Benoît Grisoni : « La vraie rupture se situe, je pense, au lancement de l’offre Welcome, en septembre 2016 [NDLR : lire à ce sujet : Boursorama Banque : un compte bancaire accessible à tous mais en payant]. Avant cela, nous avions vécu 10 ans avec des conditions de revenus. Et malgré nos efforts pour abaisser les barrières à l’entrée, nous conservions l’image d’une banque élitiste. La première version de Welcome a été une étape pour changer cette image, elle a atteint son objectif mais nous avons choisi d'aller plus loin dans la simplification de l’offre. »

Pourquoi avoir attendu un an pour faire ce choix ?

B.G. : « En un an, de nombreux paramètres ont changé.
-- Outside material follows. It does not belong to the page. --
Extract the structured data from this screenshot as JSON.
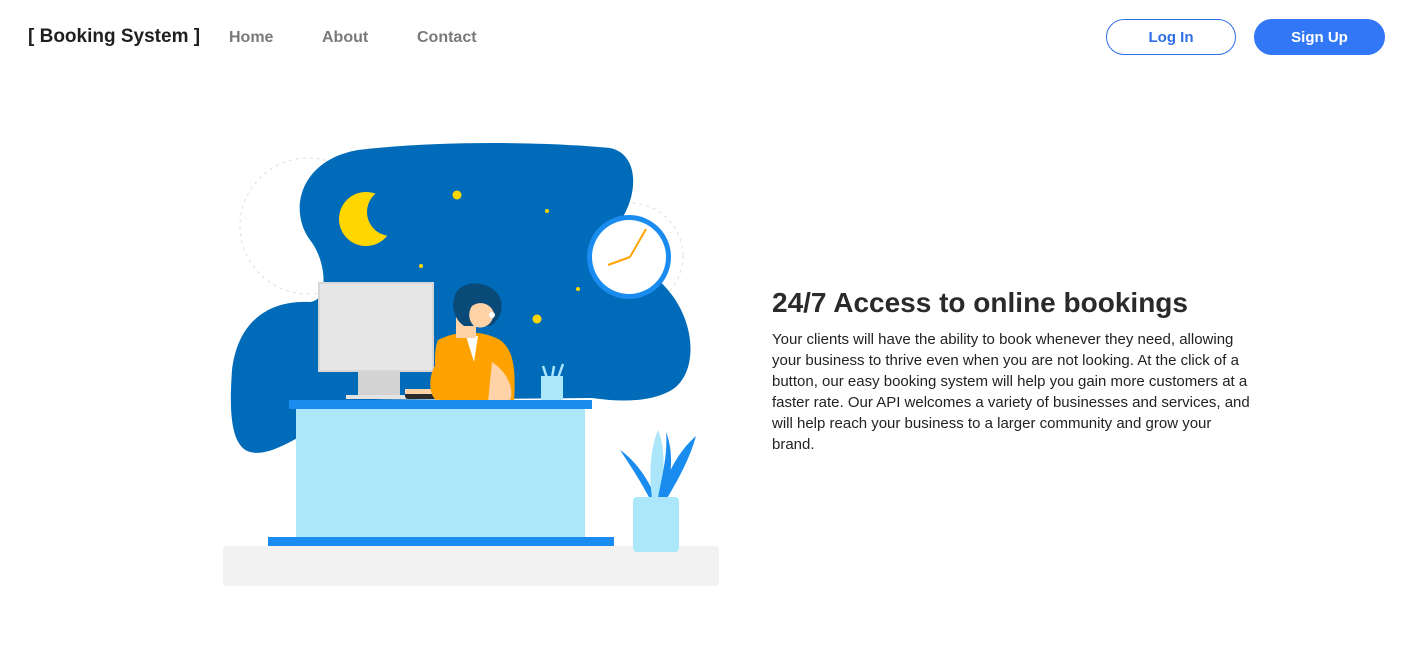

Le contexte financier s’est amélioré, il y a un infléchissement à la hausse de la courbe des taux, la bourse se porte mieux et la nouvelle fiscalité de l’épargne devrait être plus favorable. Cela crée de la confiance et les perspectives de revenus s’améliorent. »

Le contexte concurrentiel a aussi beaucoup changé…

« On a l’impression qu’il y a une annonce par semaine… »

B.G. : « Oui, on a l’impression qu’il y a une annonce par semaine. Des grands commerçants, comme Carrefour, se mettent à faire de la banque avec des offres plus agressives que par le passé ; des opérateurs télécom, comme Orange ou SFR, s’y mettent ; des fintechs aussi, avec des offres parfois limitées mais qui bénéficient d’une certaine aura, comme N26. En attendant l’arrivée, l’an prochain, de la banque mobile de La Banque Postale. Bref, la concurrence est plus forte que jamais, et pour rester les mieux-disants en étant capables de toucher de nouveaux segments de clientèle, nous devions nous réinventer. »

Quelle population que vous ne touchiez pas avant avez-vous capté grâce à Welcome ?

B.G. : « Des étudiants principalement, entre 18 et 25 ans, qui voyagent pas mal. C’est en pensant à eux que nous avons amené deux nouveautés dans l’offre : la gratuité sur les paiements à l’étranger hors zone euro et un découvert autorisé de 100 euros. »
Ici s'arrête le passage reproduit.